During all this ambling about, we learn all there is to know about him.  “…he’s an underachiever in every way he can imagine, professionally, personally, financially…[who] has no problem admiring a good-looking young woman…a standard-issue middle-aged man, [who] normally doesn’t walk around like a cartoon wolf, his eyes bugging out of his head, his tongue scrolling on the floor.”

By the time he gets around to his interview, Quinn has relived much of his past and come to the conclusion that perhaps he doesn’t really want to leave his girlfriend or Ann Arbor after all.  He has mused about countless music groups going back to his days working in a record store when it was always playing “fucking Bob Seger or J. fucking Geils…or fucking Jethro Tull’s ‘Aqualung’.”  Cirque de Soleil, he thinks, “was what entertainment would have been like if the Soviet Union had won the Cold War, fantastically fit but facelessly interchangeable performers in revealing outfits doing spectacular but meaningless stunts for a mindlessly bedazzled audience.”  The terrorists who set off these musings continue to confound him.  “Who bombs Glasgow…who knew Glasgow even had a subway system?”

As Quinn exits the elevator for his interview on the 52nd floor, he notices not only the attractive receptionist, but also the expansive view of the city out the floor-to-ceiling windows.  At this moment Hynes wrenches what little plot there is in “Next” out of its morass of middle-aged angst and creates an action sequence worthy of some Bruce Willis movie.  Having worked his way through 300 pages of amusing social commentary, Hynes shifts on the fly, and we are right there with Quinn as he reconsiders his life and ponders what he might have done differently if he had had a child earlier in his life.

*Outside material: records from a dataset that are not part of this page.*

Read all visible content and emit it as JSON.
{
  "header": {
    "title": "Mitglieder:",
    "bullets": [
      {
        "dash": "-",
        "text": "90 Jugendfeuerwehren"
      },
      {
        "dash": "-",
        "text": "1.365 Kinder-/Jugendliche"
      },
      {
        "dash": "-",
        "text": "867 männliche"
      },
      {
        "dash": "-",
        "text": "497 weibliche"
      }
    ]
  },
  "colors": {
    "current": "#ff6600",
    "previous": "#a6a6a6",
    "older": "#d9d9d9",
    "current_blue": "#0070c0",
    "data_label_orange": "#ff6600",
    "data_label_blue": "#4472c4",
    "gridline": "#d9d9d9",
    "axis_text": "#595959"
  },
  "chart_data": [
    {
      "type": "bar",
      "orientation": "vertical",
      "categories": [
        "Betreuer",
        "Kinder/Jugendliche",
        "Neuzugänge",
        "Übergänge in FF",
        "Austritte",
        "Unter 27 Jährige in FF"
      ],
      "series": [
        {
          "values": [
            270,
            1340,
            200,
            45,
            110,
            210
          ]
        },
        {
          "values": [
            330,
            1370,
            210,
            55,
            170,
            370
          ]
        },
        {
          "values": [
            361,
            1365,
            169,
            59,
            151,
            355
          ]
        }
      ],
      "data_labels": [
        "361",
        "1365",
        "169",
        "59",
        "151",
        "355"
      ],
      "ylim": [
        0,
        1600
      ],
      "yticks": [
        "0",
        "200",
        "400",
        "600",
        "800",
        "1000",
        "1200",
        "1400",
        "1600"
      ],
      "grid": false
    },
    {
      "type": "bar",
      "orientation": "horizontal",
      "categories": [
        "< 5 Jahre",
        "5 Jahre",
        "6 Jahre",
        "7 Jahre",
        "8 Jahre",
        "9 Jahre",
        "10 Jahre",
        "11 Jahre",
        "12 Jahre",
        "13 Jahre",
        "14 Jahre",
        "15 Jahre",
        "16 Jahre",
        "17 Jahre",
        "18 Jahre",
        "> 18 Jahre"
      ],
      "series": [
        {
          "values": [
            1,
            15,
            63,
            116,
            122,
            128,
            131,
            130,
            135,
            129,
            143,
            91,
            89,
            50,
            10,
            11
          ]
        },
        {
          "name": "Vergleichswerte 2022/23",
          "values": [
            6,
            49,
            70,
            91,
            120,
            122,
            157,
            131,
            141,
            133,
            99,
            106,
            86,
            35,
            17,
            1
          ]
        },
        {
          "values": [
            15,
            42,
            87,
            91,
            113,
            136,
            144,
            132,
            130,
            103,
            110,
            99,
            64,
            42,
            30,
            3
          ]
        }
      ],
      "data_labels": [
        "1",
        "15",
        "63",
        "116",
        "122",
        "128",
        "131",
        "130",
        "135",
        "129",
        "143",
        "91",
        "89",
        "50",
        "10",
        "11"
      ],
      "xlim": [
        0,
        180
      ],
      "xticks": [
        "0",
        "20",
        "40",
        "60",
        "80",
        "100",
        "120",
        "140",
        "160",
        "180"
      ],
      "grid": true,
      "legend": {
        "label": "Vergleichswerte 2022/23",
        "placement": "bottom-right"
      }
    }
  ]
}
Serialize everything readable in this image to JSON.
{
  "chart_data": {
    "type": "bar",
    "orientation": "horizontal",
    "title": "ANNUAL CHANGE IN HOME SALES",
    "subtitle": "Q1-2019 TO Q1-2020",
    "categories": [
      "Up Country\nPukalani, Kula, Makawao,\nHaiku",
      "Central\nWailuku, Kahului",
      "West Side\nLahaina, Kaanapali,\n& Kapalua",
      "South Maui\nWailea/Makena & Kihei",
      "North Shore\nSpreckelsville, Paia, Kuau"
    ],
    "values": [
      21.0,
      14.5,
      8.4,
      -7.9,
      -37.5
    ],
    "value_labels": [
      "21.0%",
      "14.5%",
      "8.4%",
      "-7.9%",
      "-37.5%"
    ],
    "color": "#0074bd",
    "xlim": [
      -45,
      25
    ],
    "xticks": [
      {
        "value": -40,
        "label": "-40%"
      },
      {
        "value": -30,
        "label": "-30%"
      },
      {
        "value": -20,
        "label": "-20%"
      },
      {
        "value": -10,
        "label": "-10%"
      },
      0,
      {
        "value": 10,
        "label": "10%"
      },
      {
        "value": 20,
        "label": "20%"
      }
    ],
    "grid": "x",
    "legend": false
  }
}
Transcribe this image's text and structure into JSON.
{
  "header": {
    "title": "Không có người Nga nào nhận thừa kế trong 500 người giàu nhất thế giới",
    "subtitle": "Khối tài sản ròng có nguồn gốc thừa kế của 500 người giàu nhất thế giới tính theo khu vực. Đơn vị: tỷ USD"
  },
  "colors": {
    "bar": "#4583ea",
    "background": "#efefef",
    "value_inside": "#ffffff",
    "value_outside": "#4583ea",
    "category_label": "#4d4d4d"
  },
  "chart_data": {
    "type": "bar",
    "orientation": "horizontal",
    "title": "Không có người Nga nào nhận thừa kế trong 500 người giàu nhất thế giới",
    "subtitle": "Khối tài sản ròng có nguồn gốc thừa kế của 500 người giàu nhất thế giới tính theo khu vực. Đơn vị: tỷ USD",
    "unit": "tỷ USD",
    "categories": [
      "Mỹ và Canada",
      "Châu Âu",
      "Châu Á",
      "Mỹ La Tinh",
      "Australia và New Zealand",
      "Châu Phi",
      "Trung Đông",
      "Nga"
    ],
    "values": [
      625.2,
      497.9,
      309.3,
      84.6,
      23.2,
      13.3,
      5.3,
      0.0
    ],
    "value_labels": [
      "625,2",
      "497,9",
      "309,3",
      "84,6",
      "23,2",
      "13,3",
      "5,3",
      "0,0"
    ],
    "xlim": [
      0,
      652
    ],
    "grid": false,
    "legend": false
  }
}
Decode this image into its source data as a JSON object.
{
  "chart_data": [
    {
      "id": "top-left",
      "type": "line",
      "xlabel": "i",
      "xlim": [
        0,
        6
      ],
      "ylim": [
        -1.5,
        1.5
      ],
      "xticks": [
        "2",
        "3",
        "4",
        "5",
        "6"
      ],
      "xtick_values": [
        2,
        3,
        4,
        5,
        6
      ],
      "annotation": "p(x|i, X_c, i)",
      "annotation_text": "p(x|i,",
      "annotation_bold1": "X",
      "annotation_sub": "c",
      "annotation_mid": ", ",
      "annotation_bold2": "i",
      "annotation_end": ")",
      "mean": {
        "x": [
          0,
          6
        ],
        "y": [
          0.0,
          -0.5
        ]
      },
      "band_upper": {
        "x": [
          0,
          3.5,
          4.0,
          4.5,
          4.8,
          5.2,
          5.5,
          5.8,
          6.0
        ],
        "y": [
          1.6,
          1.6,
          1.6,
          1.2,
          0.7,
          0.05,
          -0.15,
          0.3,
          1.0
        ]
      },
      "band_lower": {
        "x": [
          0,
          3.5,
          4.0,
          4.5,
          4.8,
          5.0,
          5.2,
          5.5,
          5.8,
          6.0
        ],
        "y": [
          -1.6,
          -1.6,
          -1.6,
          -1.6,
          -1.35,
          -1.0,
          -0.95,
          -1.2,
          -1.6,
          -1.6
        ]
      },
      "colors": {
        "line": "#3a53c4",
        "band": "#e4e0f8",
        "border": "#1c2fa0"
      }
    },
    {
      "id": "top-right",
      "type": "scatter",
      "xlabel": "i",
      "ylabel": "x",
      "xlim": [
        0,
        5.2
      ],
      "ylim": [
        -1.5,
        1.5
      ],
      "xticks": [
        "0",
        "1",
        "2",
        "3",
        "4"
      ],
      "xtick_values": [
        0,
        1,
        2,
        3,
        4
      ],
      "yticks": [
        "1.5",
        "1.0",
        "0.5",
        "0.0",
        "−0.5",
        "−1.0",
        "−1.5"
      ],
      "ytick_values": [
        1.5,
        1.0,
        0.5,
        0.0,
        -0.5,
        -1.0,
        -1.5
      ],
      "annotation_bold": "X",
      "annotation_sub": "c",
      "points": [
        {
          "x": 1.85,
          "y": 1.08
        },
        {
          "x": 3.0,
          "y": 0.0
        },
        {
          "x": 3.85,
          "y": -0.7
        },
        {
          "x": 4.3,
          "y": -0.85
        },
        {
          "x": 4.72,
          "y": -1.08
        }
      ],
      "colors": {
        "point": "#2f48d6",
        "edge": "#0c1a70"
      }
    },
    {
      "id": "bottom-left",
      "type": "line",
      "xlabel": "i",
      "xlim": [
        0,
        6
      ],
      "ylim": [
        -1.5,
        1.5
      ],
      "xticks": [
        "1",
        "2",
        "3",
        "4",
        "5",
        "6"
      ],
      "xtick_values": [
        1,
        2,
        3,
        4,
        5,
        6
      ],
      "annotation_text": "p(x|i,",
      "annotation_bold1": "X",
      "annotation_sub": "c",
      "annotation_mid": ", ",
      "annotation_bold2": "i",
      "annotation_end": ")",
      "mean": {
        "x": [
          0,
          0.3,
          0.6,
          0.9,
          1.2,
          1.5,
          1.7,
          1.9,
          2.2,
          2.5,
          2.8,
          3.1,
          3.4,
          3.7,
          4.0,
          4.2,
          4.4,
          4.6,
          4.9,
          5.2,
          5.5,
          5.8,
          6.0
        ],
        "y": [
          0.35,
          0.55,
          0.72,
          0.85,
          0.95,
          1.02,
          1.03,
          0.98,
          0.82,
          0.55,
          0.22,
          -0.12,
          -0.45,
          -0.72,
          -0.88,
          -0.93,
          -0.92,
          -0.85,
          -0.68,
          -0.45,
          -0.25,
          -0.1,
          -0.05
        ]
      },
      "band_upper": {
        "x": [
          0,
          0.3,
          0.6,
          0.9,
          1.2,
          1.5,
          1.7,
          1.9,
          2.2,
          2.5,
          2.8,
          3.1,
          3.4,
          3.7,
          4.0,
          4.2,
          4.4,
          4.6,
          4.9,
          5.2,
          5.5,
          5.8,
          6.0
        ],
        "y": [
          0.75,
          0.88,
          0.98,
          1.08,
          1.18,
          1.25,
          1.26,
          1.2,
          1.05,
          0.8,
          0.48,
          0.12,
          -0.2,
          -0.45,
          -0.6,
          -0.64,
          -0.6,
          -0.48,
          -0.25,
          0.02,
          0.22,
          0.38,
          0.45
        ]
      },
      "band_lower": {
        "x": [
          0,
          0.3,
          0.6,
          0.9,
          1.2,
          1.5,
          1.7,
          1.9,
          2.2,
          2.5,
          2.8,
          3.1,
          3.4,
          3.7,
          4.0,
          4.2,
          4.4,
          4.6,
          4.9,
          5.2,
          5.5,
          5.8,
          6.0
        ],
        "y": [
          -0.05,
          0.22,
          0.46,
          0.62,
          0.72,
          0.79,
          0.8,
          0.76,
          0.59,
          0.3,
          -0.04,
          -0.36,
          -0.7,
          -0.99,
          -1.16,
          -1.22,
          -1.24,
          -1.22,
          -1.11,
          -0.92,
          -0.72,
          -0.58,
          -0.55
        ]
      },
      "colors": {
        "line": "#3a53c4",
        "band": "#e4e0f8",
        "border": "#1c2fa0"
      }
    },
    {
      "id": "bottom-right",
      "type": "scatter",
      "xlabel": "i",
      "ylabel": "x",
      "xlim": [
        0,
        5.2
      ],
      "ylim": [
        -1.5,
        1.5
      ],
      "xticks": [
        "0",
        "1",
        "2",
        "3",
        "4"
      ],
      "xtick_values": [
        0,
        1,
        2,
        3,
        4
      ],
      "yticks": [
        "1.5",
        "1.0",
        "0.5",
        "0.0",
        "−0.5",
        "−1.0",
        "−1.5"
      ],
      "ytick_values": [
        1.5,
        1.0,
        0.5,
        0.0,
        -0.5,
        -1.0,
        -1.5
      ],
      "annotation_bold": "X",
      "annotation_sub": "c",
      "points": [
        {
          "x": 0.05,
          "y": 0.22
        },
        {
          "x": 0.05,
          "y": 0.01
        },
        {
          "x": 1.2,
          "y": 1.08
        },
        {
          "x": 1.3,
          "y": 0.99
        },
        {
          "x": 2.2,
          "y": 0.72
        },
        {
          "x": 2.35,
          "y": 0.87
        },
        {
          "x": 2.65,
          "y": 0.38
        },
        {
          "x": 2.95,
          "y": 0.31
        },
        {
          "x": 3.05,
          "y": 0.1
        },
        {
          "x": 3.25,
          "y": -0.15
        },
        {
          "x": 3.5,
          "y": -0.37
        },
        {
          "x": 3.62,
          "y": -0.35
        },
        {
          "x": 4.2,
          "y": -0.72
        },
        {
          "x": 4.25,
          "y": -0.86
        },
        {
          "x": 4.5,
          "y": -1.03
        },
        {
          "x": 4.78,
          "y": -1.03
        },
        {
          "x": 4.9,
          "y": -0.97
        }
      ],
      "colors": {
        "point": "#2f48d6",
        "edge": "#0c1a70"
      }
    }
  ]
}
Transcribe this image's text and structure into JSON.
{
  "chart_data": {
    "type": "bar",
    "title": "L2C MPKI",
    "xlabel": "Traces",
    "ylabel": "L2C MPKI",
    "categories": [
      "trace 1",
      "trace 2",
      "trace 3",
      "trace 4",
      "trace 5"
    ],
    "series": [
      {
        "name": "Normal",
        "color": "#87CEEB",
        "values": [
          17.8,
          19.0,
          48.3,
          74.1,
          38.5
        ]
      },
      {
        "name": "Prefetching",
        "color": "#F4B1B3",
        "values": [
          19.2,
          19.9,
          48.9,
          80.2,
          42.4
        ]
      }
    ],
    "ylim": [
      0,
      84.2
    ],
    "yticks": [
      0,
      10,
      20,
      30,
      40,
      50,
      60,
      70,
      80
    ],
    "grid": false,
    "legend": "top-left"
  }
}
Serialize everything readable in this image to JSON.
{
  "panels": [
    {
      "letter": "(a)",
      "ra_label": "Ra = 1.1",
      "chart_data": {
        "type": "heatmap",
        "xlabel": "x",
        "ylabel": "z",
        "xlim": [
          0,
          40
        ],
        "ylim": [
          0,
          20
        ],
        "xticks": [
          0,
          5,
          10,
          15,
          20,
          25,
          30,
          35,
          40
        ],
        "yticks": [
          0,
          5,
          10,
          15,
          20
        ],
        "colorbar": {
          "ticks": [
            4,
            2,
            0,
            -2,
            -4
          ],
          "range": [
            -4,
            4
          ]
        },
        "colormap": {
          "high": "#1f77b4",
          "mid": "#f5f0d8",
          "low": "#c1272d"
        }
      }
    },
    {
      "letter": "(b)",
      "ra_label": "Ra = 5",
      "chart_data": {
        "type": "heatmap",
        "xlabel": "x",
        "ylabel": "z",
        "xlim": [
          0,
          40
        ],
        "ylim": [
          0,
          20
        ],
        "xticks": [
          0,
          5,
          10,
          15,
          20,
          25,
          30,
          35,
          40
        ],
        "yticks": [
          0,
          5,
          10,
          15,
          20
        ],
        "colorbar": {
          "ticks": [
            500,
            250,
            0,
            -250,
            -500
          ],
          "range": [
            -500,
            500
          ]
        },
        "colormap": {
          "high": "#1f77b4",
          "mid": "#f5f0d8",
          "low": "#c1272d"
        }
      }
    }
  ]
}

“I’d gladly have given up all the pointless things I stupidly thought made my life worth living,” he writes to his imagined son, “I’d have laughed with you and lost my temper at you and burst into tears at the sight of you and begged fate or God or the universe to deal you a better hand…and I’d have done my best to make sure you turned out okay, that you had a good start in life, because I’m here to tell you, kiddo, there’s nothing certain about it, and you make all the preparation you can and then hope for the best.”

Midway through “Next” I found myself thinking that Hynes is a pretty funny guy who would be a great travel companion. “Next” may or may not be another “Ulysses” but it is meaty enough that I wouldn’t mind going back and reading it again.